If I look closely, focus deeper into the soul I remember a me of a different period lurking behind those wrinkly eyes:
See. Some of you might remember this picture from my old Tamarika blog. Same curled up into the sun eyes. Not trying to smile here. Reflective though – wondering what life is all about, learning to be a single Mom, facing the shattered dream of life without Trimurthi and a "broken home" for my beautiful son.
But as I search for the self I am trying to portray in old pictures that lurk behind the me of now, I always return to what an old friend of the family used to call, "Baba Tamar."

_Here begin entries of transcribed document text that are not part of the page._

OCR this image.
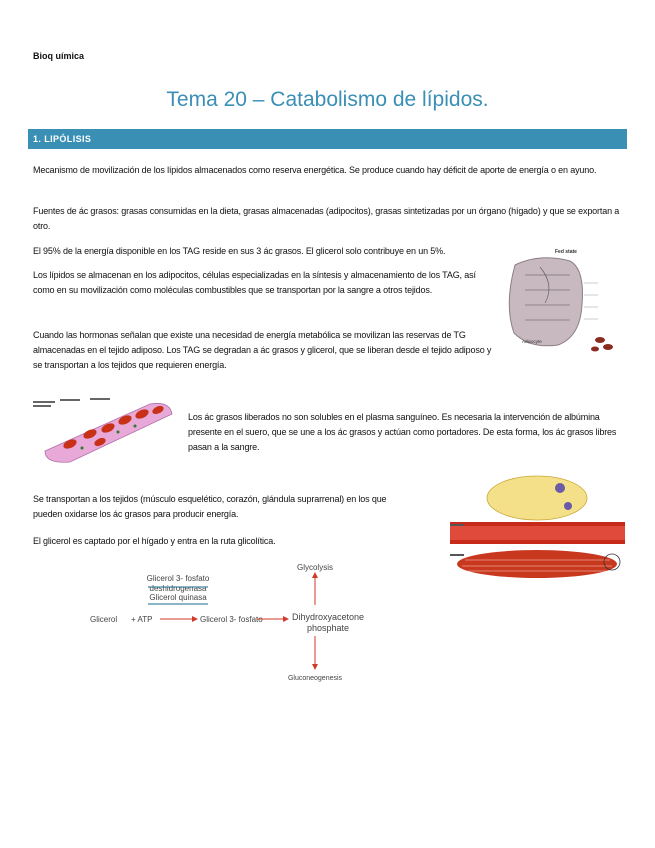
Bioq uímica
Tema 20 – Catabolismo de lípidos.
1. LIPÓLISIS
Mecanismo de movilización de los lípidos almacenados como reserva energética. Se produce cuando hay déficit de aporte de energía o en ayuno.
Fuentes de ác grasos: grasas consumidas en la dieta, grasas almacenadas (adipocitos), grasas sintetizadas por un órgano (hígado) y que se exportan a otro.
El 95% de la energía disponible en los TAG reside en sus 3 ác grasos. El glicerol solo contribuye en un 5%.
Los lípidos se almacenan en los adipocitos, células especializadas en la síntesis y almacenamiento de los TAG, así como en su movilización como moléculas combustibles que se transportan por la sangre a otros tejidos.
Cuando las hormonas señalan que existe una necesidad de energía metabólica se movilizan las reservas de TG almacenadas en el tejido adiposo. Los TAG se degradan a ác grasos y glicerol, que se liberan desde el tejido adiposo y se transportan a los tejidos que requieren energía.
Los ác grasos liberados no son solubles en el plasma sanguíneo. Es necesaria la intervención de albúmina presente en el suero, que se une a los ác grasos y actúan como portadores. De esta forma, los ác grasos libres pasan a la sangre.
Se transportan a los tejidos (músculo esquelético, corazón, glándula suprarrenal) en los que pueden oxidarse los ác grasos para producir energía.
El glicerol es captado por el hígado y entra en la ruta glicolítica.
Fed state
Adipocyte
Glycolysis
Glicerol 3- fosfato
deshidrogenasa
Glicerol quinasa
Glicerol + ATP	Glicerol 3- fosfato	Dihydroxyacetone
phosphate
Gluconeogenesis
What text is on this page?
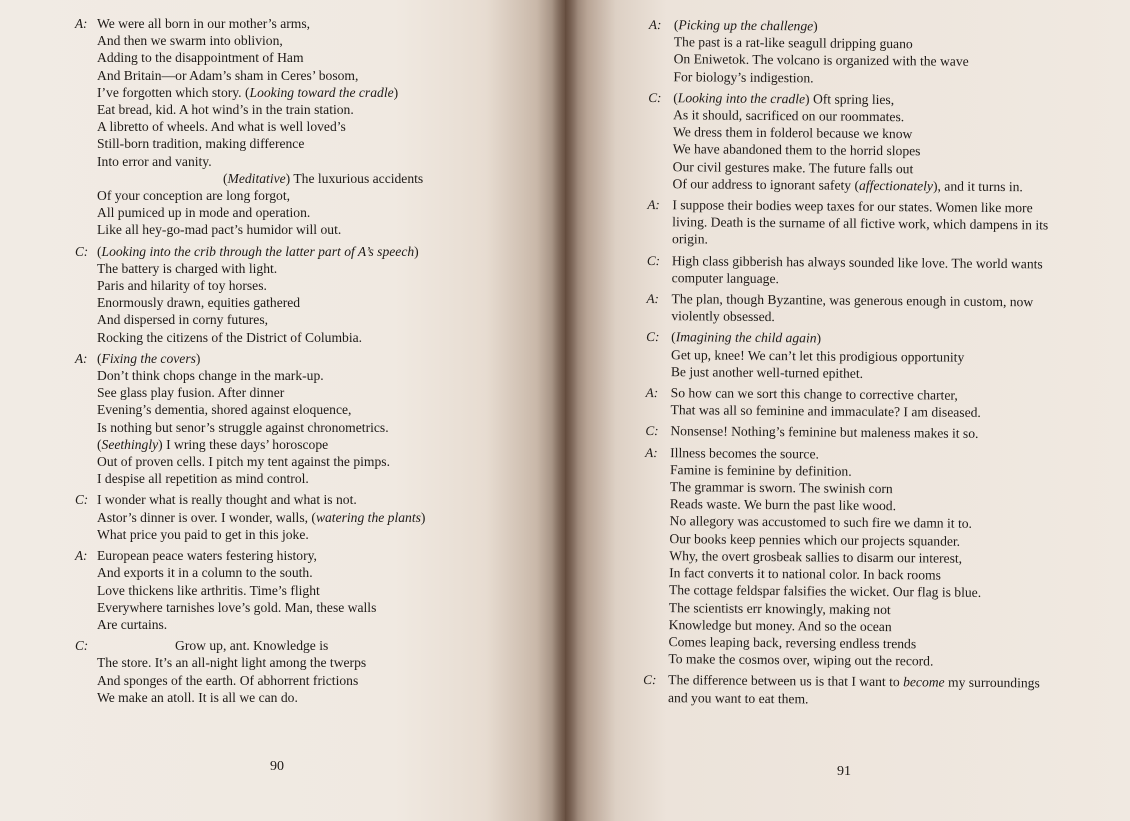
A: We were all born in our mother’s arms,
And then we swarm into oblivion,
Adding to the disappointment of Ham
And Britain—or Adam’s sham in Ceres’ bosom,
I’ve forgotten which story. (Looking toward the cradle)
Eat bread, kid. A hot wind’s in the train station.
A libretto of wheels. And what is well loved’s
Still-born tradition, making difference
Into error and vanity.
(Meditative) The luxurious accidents
Of your conception are long forgot,
All pumiced up in mode and operation.
Like all hey-go-mad pact’s humidor will out.
C: (Looking into the crib through the latter part of A’s speech)
The battery is charged with light.
Paris and hilarity of toy horses.
Enormously drawn, equities gathered
And dispersed in corny futures,
Rocking the citizens of the District of Columbia.
A: (Fixing the covers)
Don’t think chops change in the mark-up.
See glass play fusion. After dinner
Evening’s dementia, shored against eloquence,
Is nothing but senor’s struggle against chronometrics.
(Seethingly) I wring these days’ horoscope
Out of proven cells. I pitch my tent against the pimps.
I despise all repetition as mind control.
C: I wonder what is really thought and what is not.
Astor’s dinner is over. I wonder, walls, (watering the plants)
What price you paid to get in this joke.
A: European peace waters festering history,
And exports it in a column to the south.
Love thickens like arthritis. Time’s flight
Everywhere tarnishes love’s gold. Man, these walls
Are curtains.
C:	Grow up, ant. Knowledge is
The store. It’s an all-night light among the twerps
And sponges of the earth. Of abhorrent frictions
We make an atoll. It is all we can do.
90
A: (Picking up the challenge)
The past is a rat-like seagull dripping guano
On Eniwetok. The volcano is organized with the wave
For biology’s indigestion.
C: (Looking into the cradle) Oft spring lies,
As it should, sacrificed on our roommates.
We dress them in folderol because we know
We have abandoned them to the horrid slopes
Our civil gestures make. The future falls out
Of our address to ignorant safety (affectionately), and it turns in.
A: I suppose their bodies weep taxes for our states. Women like more
living. Death is the surname of all fictive work, which dampens in its
origin.
C: High class gibberish has always sounded like love. The world wants
computer language.
A: The plan, though Byzantine, was generous enough in custom, now
violently obsessed.
C: (Imagining the child again)
Get up, knee! We can’t let this prodigious opportunity
Be just another well-turned epithet.
A: So how can we sort this change to corrective charter,
That was all so feminine and immaculate? I am diseased.
C: Nonsense! Nothing’s feminine but maleness makes it so.
A: Illness becomes the source.
Famine is feminine by definition.
The grammar is sworn. The swinish corn
Reads waste. We burn the past like wood.
No allegory was accustomed to such fire we damn it to.
Our books keep pennies which our projects squander.
Why, the overt grosbeak sallies to disarm our interest,
In fact converts it to national color. In back rooms
The cottage feldspar falsifies the wicket. Our flag is blue.
The scientists err knowingly, making not
Knowledge but money. And so the ocean
Comes leaping back, reversing endless trends
To make the cosmos over, wiping out the record.
C: The difference between us is that I want to become my surroundings
and you want to eat them.
91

For she lies within my soul behind all those curled up, squinting eyes, wrinkles, and angst. I see her as the core, essence of Tamarika, and the potential of what I could be, might still be (sometimes am): playful, ecstatic, joyful, bright eyed, humorous, clear, and not afraid to smile for the camera! (Hey! and do you see what I see? Those chubby cheeks and jowls of then are returning to my face of now) I often return to this picture and remind myself of what lies within. As I gaze at it I feel stirrings of that little inner child and I become quite excited, and impish, and feel confident enough to conquer the world!